La Comisión de Defensa del Consumidor acaba de aprobar el dictamen para una “Ley de Usura”, donde se fijaría un “tope” máximo a las tasas de interés que cobran los bancos. Ese “tope” sería establecido por el BCR y al que lo incumpla le caería “una pena no menor a los 4 ni mayor a los 8 años acompañados de 360 días multa”.
Por un lado, la Asociación de Deudores Financieros, que esta semana protestó a nivel nacional contra la reciente ley de congelamiento por ser insignificante (no alcanza ni para el 5% de los adeudos), ha saludado con entusiasmo la medida.
Mientras que, por el otro, el presidente de Asbanc, Martín Naranjo, ha señalado que con este tope “quedan fuera los clientes de mayor riesgo, que ni siquiera serían analizados porque las tasas de interés están asociadas al riesgo crediticio”. Naranjo agregó que la medida “no sólo afecta la libre competencia y la libertad de empresa” sino que “es inconstitucional, porque invade las competencias del BCR y la SBS”.
Si bien es cierto que la Ley de Bancos eliminó a partir de 1991 el control a las tasas de interés, no es menos cierto que el artículo 52 de la Ley Orgánica del BCR señala que “excepcionalmente, el BCR tiene la facultad de fijar tasas de intereses máximos y mínimos con el propósito de regular el mercado”.
La pregunta del millón es: ¿el Perú, con una recesión de -14% del PBI en el 2020 y con 7 millones de desocupados, se encuentra en una situación de excepción? Casi seis millones de hogares deben S/ 130,000 millones a los bancos. Las tasas de esas deudas son altísimas. En el crédito de consumo, por ejemplo, el promedio es de 40%.
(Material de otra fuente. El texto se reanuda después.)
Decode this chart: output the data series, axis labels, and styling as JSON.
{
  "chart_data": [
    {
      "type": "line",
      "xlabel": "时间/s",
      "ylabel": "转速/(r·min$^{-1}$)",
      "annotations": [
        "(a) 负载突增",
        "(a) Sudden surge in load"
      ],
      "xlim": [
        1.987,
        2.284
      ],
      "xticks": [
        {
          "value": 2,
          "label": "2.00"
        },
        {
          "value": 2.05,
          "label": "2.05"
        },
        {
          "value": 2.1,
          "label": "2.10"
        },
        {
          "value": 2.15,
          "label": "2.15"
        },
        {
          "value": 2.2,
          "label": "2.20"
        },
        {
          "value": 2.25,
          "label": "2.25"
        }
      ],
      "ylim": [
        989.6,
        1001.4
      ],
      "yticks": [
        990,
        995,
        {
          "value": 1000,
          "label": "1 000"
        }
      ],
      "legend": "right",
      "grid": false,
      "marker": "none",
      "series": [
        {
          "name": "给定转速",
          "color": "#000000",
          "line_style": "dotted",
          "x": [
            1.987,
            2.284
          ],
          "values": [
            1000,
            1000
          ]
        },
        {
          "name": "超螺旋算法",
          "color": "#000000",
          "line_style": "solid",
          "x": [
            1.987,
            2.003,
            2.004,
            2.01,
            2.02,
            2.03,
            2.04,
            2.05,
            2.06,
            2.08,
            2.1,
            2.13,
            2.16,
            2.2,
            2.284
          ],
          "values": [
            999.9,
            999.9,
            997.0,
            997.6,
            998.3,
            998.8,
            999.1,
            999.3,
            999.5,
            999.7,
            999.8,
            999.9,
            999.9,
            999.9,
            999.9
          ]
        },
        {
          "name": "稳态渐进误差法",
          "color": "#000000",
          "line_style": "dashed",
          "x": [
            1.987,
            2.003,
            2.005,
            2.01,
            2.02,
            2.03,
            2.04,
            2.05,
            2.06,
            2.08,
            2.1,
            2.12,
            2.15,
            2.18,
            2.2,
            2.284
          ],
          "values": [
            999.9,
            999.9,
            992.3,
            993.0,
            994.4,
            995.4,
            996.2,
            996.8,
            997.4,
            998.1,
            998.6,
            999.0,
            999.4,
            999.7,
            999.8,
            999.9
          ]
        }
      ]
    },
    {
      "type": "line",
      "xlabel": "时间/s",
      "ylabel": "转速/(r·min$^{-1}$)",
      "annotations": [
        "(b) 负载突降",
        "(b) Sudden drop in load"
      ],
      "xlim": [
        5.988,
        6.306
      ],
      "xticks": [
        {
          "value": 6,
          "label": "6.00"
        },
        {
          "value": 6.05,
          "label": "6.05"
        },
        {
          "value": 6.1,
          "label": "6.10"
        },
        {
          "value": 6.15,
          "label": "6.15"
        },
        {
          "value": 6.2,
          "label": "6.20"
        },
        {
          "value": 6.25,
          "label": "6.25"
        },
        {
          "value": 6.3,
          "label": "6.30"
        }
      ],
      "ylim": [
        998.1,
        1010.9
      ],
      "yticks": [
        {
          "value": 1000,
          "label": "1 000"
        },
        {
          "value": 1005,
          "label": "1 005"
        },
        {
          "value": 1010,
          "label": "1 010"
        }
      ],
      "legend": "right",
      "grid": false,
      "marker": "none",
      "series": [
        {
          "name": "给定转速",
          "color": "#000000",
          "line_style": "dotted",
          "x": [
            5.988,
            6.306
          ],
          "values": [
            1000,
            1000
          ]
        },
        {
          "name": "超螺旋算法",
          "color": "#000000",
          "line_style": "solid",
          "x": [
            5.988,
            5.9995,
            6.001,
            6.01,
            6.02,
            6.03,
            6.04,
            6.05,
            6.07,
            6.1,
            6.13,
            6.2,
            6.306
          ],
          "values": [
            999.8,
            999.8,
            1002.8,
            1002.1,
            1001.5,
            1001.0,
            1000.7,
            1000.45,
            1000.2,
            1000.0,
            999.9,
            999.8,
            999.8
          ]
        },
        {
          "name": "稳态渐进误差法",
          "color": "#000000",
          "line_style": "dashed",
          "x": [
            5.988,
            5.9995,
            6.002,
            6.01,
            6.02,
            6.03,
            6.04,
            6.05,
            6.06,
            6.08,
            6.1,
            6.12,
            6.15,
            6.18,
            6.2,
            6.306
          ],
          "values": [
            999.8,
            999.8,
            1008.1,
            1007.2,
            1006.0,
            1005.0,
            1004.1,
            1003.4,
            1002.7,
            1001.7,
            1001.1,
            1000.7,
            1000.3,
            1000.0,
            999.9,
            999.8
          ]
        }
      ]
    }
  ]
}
Según el Banco Mundial, en el Perú no sólo se cobra la tasa de interés más alta de la región andina, sino también coexistimos con el mayor nivel de sobrecostos bancarios (14.4%), índice conocido como ‘spread’, que es la diferencia entre la tasa de interés promedio de los créditos y los ahorros. Coexisten tasas en promedio tan altas como la de la tarjeta de crédito clásica del BBVA en soles de 130% y tan bajas como la cuenta de ahorros del BCP con -9.48%. Un abuso desde cualquier cristal con que se mire.
Este margen (spread) tan alto se debe a la escasa competencia en el sistema financiero. Hay una suerte de tetrapolio bancario: BCP, Scotiabank, BBVA e Interbank, que concentran el 85% del sistema.
Los topes a la tasa de interés no son de otro mundo como repiten hasta el cansancio el coro de la SBS, BCR y MEF, convenientemente dirigidos por Asbanc. Colombia (28.04% créditos de consumo) y Chile (50%) son miembros de la OCDE y tienen “tasas de usura”. También los tienen Alemania, Bélgica, China, Japón, Francia, Holanda, Italia, entre otros. En EEUU, cada estado tiene un tope de tasa de interés.
El siglo pasado el célebre John Maynard Keynes nos decía “la tasa de interés no se ajusta a si misma por conveniencia social”, sino que tiende a subir mucho, de manera que un gobierno sensato se preocupa por doblegarla por la ley (y por costumbre) aun invocando sanciones.